Il non detto di Eugenio Scalfari sul suo ex editore Carlo De Benedetti

            L’omelia laica di Eugenio Scalfari su Repubblica nella seconda domenica del tempo ordinario di questo 2018 era particolarmente attesa dai suoi fedeli lettori dopo le prese di distanza della direzione del suo giornale dall’”editore di lunga data” Carlo De Benedetti. Che, pur non imputato in tribunale, o non ancora, per i 600 mila euro guadagnati nel 2015 giocando in Borsa sulle banche popolari, dopo averne appreso sulla porta di un ascensore di Palazzo Chigi l’imminente riforma dall’allora presidente del Consiglio e amico Matteo Renzi, è incorso in un processo mediatico col solito rito sommario. Cui, dopo qualche esitazione, il quotidiano fondato da Scalfari nel lontano 1976 non si è sentito di sottrarsi in veste di accusatore, rifiutando la parte di difensore che forse l’ingegnere –noto per la sua mancata professione come il compianto avvocato Gianni Agnelli- si aspettava non solo per i soldi da lui spesi in azienda per tanti anni ma anche, e forse soprattutto, per i buoni argomenti di cui dispone. Tanto buoni, questi argomenti,  da essere stati condivisi dal pubblico ministero della Procura di Roma, che ha chiesto più di un anno e mezzo fa l’archiviazione dell’inchiesta condotta, sia pure solo contro l’operatore di borsa del finanziere incaricato per telefono di investire sulle banche popolari, in quella maledetta mattina di tre anni fa, 5 dei 20 milioni che costituivano il pacchetto abituale di quel tipo di interventi. E, per di più, al costo aggiuntivo di una specie di assicurazione che tradiva una certa insicurezza davanti alla “soffiata” attribuita a Renzi.

            Ebbene, di tutta questa vicenda Scalfari ha ritenuto di non occuparsi nel suo appuntamento domenicale con i lettori di Repubblica, dedicato per i tre quarti abbondanti ai problemi dell’Europa, troppo grandi per essere evidentemente immiseriti dai fatti del suo ex editore, ora solo presidente onorario della nuova società proprietaria del giornale. Una vicenda che però Scalfari ha ritenuto troppo modesta, o imbarazzante, per spendervi anche solo un’allusione nella parte finale e succinta dell’omelia dedicata alla politica italiana, in particolare alle elezioni politiche e regionali del 4 marzo. A proposito delle quali Barpapà –nome d’arte, in redazione, del fondatore di Repubblica- ha esortato praticamente Renzi a non strapparsi le vesti per il mancato accordo fra tutte le componenti della sinistra a favore del candidato ch’egli ha scelto alla guida della regione Lombardia: Giorgio Gori, inviso ai Liberi e uguali di Pietro Grasso e compagni per i trascorsi come dipendente e poi fornitore televisivo di Berlusconi.

            Neppure col sostegno di cotanta sinistra combattiva e un po’ anche razzista, diciamo la verità, almeno sul piano politico, Gori ce l’avrebbe potuta fare a vincere la partita del Pirellone, vista la forza della destra leghista e berlusconiana in Lombardia, ha avvertito Scalfari.

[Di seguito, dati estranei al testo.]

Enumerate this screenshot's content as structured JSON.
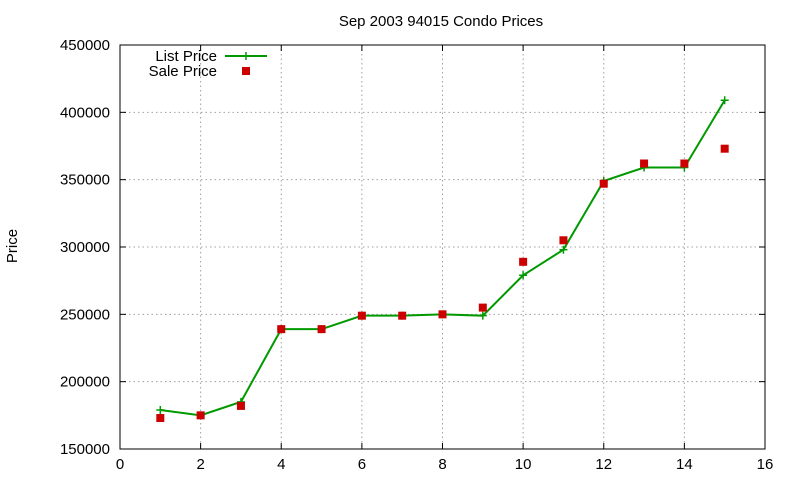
{
  "chart_data": {
    "type": "line",
    "title": "Sep 2003 94015 Condo Prices",
    "xlabel": "",
    "ylabel": "Price",
    "xlim": [
      0,
      16
    ],
    "ylim": [
      150000,
      450000
    ],
    "x_ticks": [
      0,
      2,
      4,
      6,
      8,
      10,
      12,
      14,
      16
    ],
    "y_ticks": [
      150000,
      200000,
      250000,
      300000,
      350000,
      400000,
      450000
    ],
    "grid": true,
    "legend_position": "top-left",
    "series": [
      {
        "name": "List Price",
        "style": "line-with-plus-markers",
        "color": "#009900",
        "x": [
          1,
          2,
          3,
          4,
          5,
          6,
          7,
          8,
          9,
          10,
          11,
          12,
          13,
          14,
          15
        ],
        "values": [
          179000,
          175000,
          185000,
          239000,
          239000,
          249000,
          249000,
          250000,
          249000,
          279000,
          298000,
          349000,
          359000,
          359000,
          409000
        ]
      },
      {
        "name": "Sale Price",
        "style": "square-markers",
        "color": "#cc0000",
        "x": [
          1,
          2,
          3,
          4,
          5,
          6,
          7,
          8,
          9,
          10,
          11,
          12,
          13,
          14,
          15
        ],
        "values": [
          173000,
          175000,
          182000,
          239000,
          239000,
          249000,
          249000,
          250000,
          255000,
          289000,
          305000,
          347000,
          362000,
          362000,
          373000
        ]
      }
    ]
  }
}
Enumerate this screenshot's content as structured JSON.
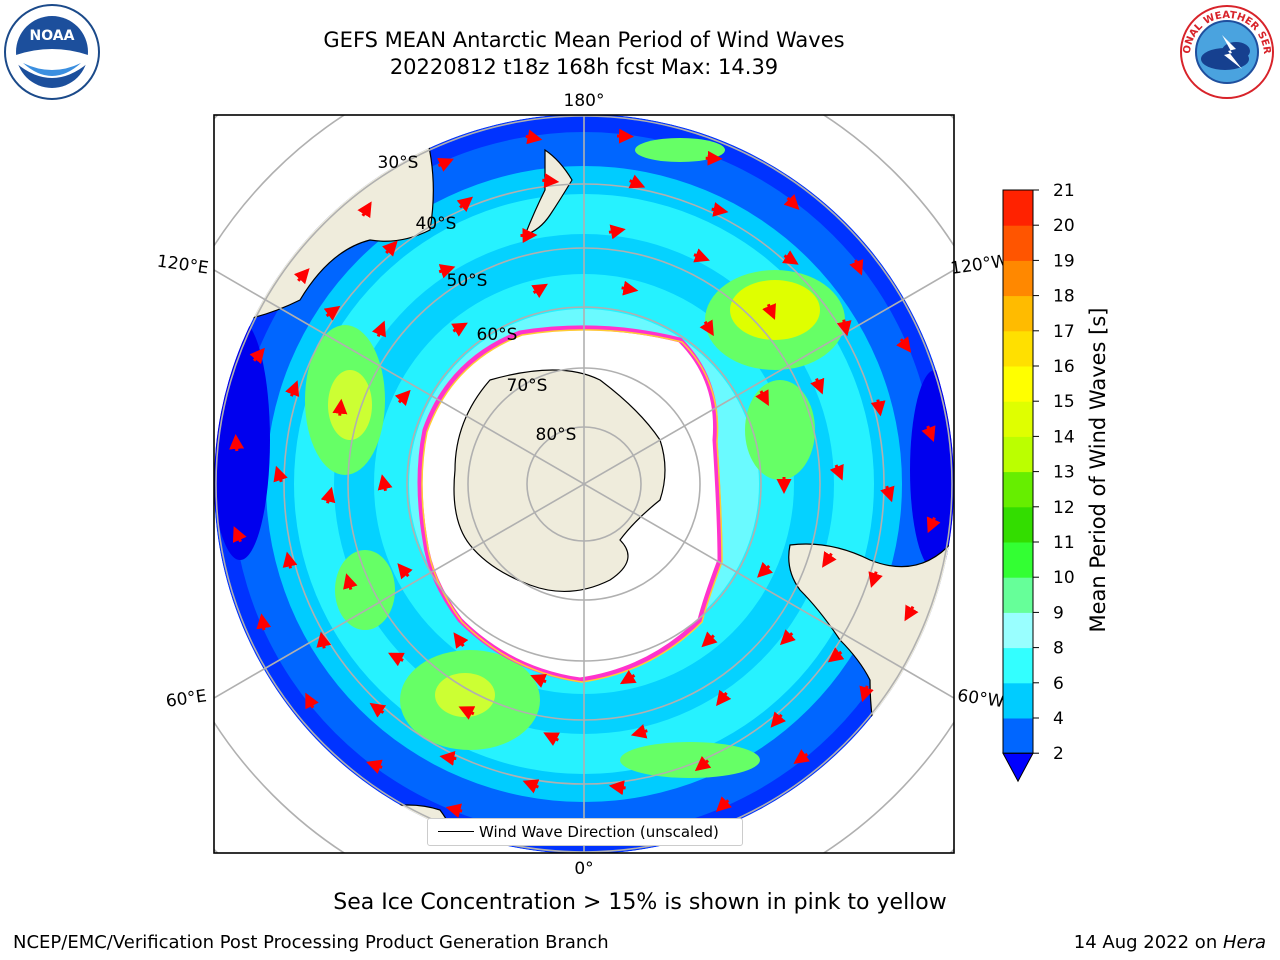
{
  "header": {
    "title_line1": "GEFS MEAN Antarctic Mean Period of Wind Waves",
    "title_line2": "20220812 t18z 168h fcst   Max: 14.39"
  },
  "map": {
    "projection": "south polar stereographic",
    "meridian_labels": [
      "180°",
      "120°E",
      "120°W",
      "60°E",
      "60°W",
      "0°"
    ],
    "parallel_labels": [
      "30°S",
      "40°S",
      "50°S",
      "60°S",
      "70°S",
      "80°S"
    ],
    "legend_text": "Wind Wave Direction (unscaled)",
    "arrow_color": "#ff0000",
    "ocean_color": "#0040ff",
    "land_color": "#efecdc",
    "ice_edge_color": "#ff33cc"
  },
  "colorbar": {
    "title": "Mean Period of Wind Waves [s]",
    "ticks": [
      "2",
      "4",
      "6",
      "8",
      "9",
      "10",
      "11",
      "12",
      "13",
      "14",
      "15",
      "16",
      "17",
      "18",
      "19",
      "20",
      "21"
    ],
    "colors": [
      "#0066ff",
      "#00ccff",
      "#33ffff",
      "#99ffff",
      "#66ff99",
      "#33ff33",
      "#33dd00",
      "#66ee00",
      "#bbff00",
      "#dfff00",
      "#ffff00",
      "#ffe000",
      "#ffbb00",
      "#ff8800",
      "#ff5500",
      "#ff2200"
    ],
    "under_color": "#0000ff"
  },
  "note": "Sea Ice Concentration > 15% is shown in pink to yellow",
  "footer": {
    "left": "NCEP/EMC/Verification Post Processing Product Generation Branch",
    "right_date": "14 Aug 2022 on ",
    "right_host": "Hera"
  },
  "logos": {
    "left": "NOAA",
    "right": "NATIONAL WEATHER SERVICE"
  }
}
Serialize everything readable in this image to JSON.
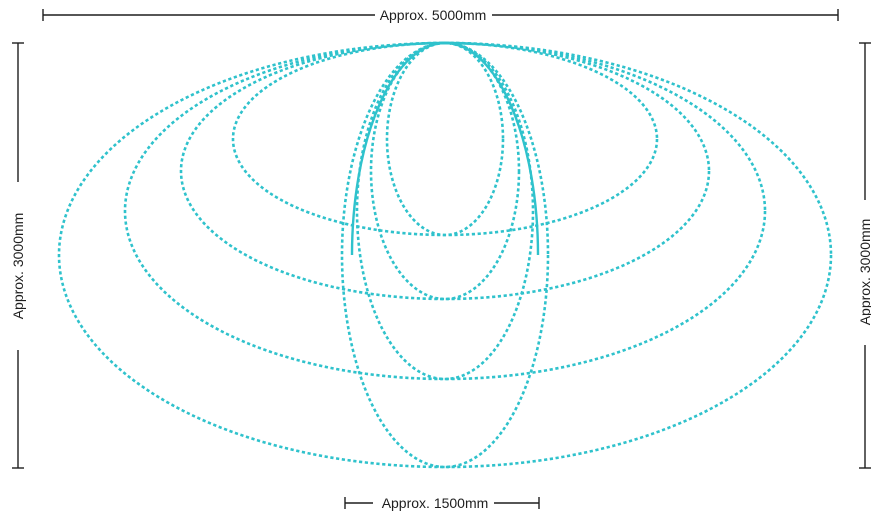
{
  "colors": {
    "outline": "#2fc2cc",
    "dimension": "#1e1e1e",
    "background": "#ffffff"
  },
  "dimensions": {
    "width_total": "Approx. 5000mm",
    "height_left": "Approx. 3000mm",
    "height_right": "Approx. 3000mm",
    "width_narrow": "Approx. 1500mm"
  },
  "shapes": {
    "description_count": 8,
    "style": "dotted ellipses sharing top point; one solid narrow ellipse"
  }
}
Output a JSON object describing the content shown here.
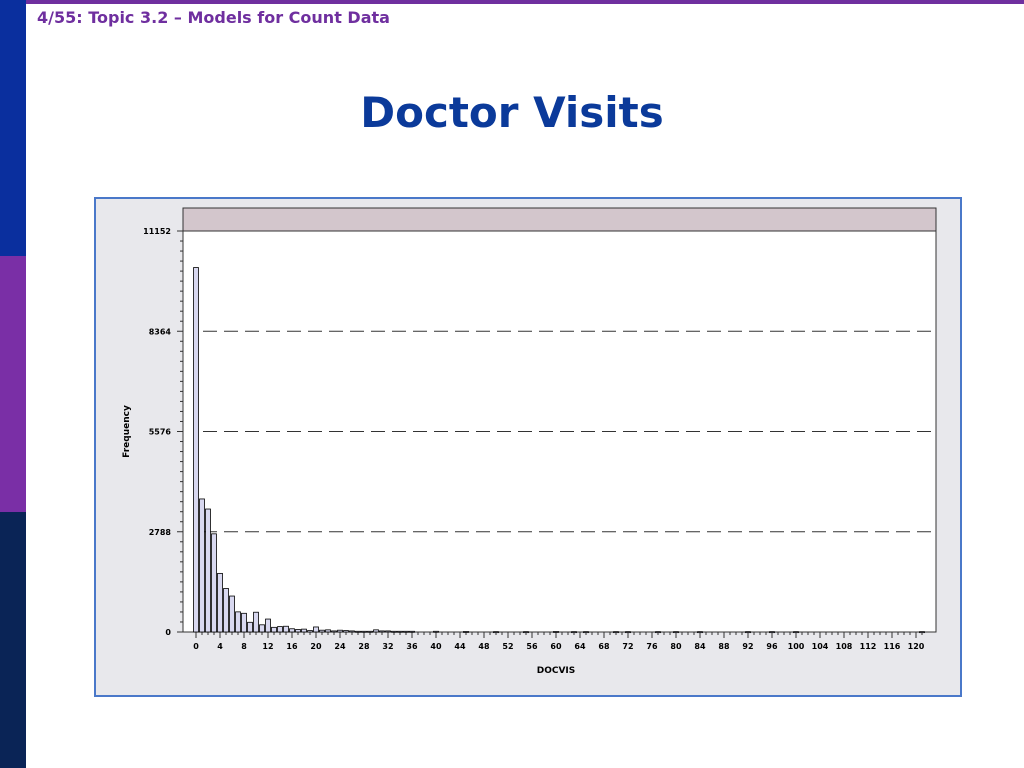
{
  "header": {
    "text": "4/55: Topic 3.2 – Models for Count Data"
  },
  "slide": {
    "title": "Doctor Visits"
  },
  "colors": {
    "top_bar": "#6f2f9f",
    "side_top": "#0a2f9e",
    "side_mid": "#7a2fa6",
    "side_bottom": "#0a2456",
    "title": "#0b3a9a",
    "bar_fill": "#d8d8f0",
    "header_band": "#d3c6cc"
  },
  "chart_data": {
    "type": "bar",
    "xlabel": "DOCVIS",
    "ylabel": "Frequency",
    "ylim": [
      0,
      11152
    ],
    "yticks": [
      "0",
      "2788",
      "5576",
      "8364",
      "11152"
    ],
    "ytick_values": [
      0,
      2788,
      5576,
      8364,
      11152
    ],
    "xlim": [
      0,
      121
    ],
    "xticks": [
      "0",
      "4",
      "8",
      "12",
      "16",
      "20",
      "24",
      "28",
      "32",
      "36",
      "40",
      "44",
      "48",
      "52",
      "56",
      "60",
      "64",
      "68",
      "72",
      "76",
      "80",
      "84",
      "88",
      "92",
      "96",
      "100",
      "104",
      "108",
      "112",
      "116",
      "120"
    ],
    "xtick_values": [
      0,
      4,
      8,
      12,
      16,
      20,
      24,
      28,
      32,
      36,
      40,
      44,
      48,
      52,
      56,
      60,
      64,
      68,
      72,
      76,
      80,
      84,
      88,
      92,
      96,
      100,
      104,
      108,
      112,
      116,
      120
    ],
    "grid": "dashed horizontal",
    "x": [
      0,
      1,
      2,
      3,
      4,
      5,
      6,
      7,
      8,
      9,
      10,
      11,
      12,
      13,
      14,
      15,
      16,
      17,
      18,
      19,
      20,
      21,
      22,
      23,
      24,
      25,
      26,
      27,
      28,
      29,
      30,
      31,
      32,
      33,
      34,
      35,
      36,
      40,
      45,
      50,
      55,
      60,
      63,
      65,
      70,
      72,
      77,
      80,
      84,
      92,
      96,
      100,
      121
    ],
    "values": [
      10135,
      3700,
      3420,
      2730,
      1630,
      1210,
      1000,
      560,
      520,
      270,
      550,
      200,
      360,
      130,
      150,
      160,
      90,
      70,
      80,
      40,
      140,
      50,
      60,
      30,
      50,
      40,
      30,
      20,
      20,
      20,
      60,
      30,
      30,
      20,
      20,
      20,
      20,
      20,
      15,
      10,
      10,
      15,
      10,
      10,
      10,
      10,
      10,
      10,
      10,
      10,
      10,
      10,
      10
    ]
  }
}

Che ritiene la capacità attrattiva di Gori più utile a Renzi a livello nazionale. Dove il segretario del Pd ha ancora buone carte da giocare, pur avendo perso negli ultimi tempi anche la stima di De Benedetti, che di recente ne ha parlato criticamente, ancor più di quanto avesse già fatto due anni fa alla Consob liquidandone il governo a qualcosa di inconsistente, ridotto a “quattro persone” che lui –l’ingegnere- gratificava di sopportazioni e inviti conviviali. Ma neppure di questo Scalfari ha ritenuto di occuparsi nella sua omelia, avendo deciso evidentemente di buttare De Benedetti nel “cono d’ombra” dove di solito egli vanta di gettare impietosamente  chi perde la sua fiducia, amicizia e quant’altro, trattandolo peggio di un estinto.

            Si può quindi ben dire, o sospettare, che il non detto di Scalfari su De Benedetti nella seconda domenica –ripeto- del tempo ordinario della liturgia di questo 2018 sia persino peggiore di quel che avrebbe potuto dire. E pensare che l’ingegnere fra meno di un mese, come gli ha appena ricordato in prima pagina il Giornale della famiglia Berlusconi, dovrà affrontare nella sua Torino il processo d’appello per omicidio plurimo colposo con l’amianto del vecchio stabilimento dell’Olivetti, che gli è costato in primo grado una condanna a cinque anni di reclusione.